Monday, December 7, 2020

Sundays

This was first published in the Church of the Holy Trinity Sunday bulletin, 11th Sunday after Pentecost (Aug 5), 2018

The 4th Commandment is “Remember the Sabbath day by keeping it holy.  Six days you shall labor and do all your work, but the seventh day is a sabbath to the Lord your God. ...  For in six days the Lord made the heavens and the earth, the sea, and all that is in them, but he rested on the seventh day.  Therefore the Lord blessed the Sabbath day and made it holy (Exodus 20:8, 9)."  

For us Christians, however, our holy day of Sabbath rest is not the 7th day of the week, Saturday, but Sunday, the 1st day of the week.  Why is this?  The simple answer is that the Resurrection of our Lord was on the first day of the week, and we Christians are Resurrection People.  Sundays became Resurrection celebrations, each Sunday being a little Easter.  Very early in the life of the Church, Christians could not help but make Sundays their holy day of worship and rest.  This is first mentioned in Acts 23:7-  On the first day of the week, when we met to break bread…”  Sundays came to be known as The Lord's Day.  This is first mentioned in Revelation 1:10- “I was in the spirit on the Lord’s Day.”

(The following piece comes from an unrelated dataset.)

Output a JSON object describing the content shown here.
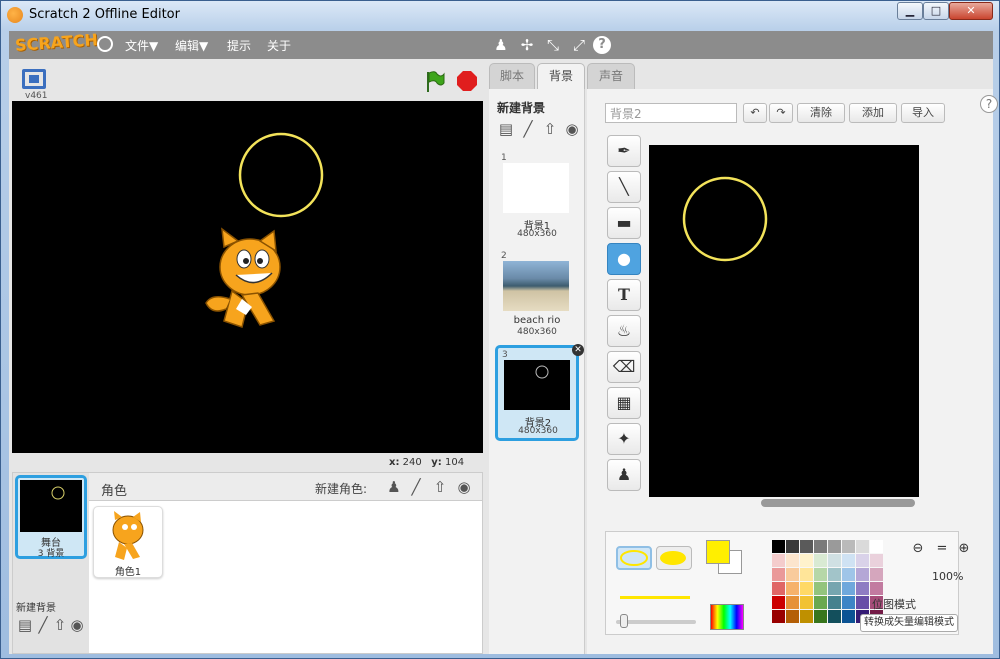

Rather than thinking of Sunday as the 1st day of the week, it is useful to think of it as the 8th day, a day that represents new beginnings and new creation.  This thinking comes to us from the Early Church Fathers who understood the Resurrection as opening the door to a new life and a new time.  Our lives in this world and our hope for the next are centered on the 8th day of the week, the Day of the Lord's Resurrection.  All Sundays are our day of feasting and celebration, and feasting at the Lord's Table and breaking bread together on The Lord’s Day is the single most important thing we do together as the New Testament People of God.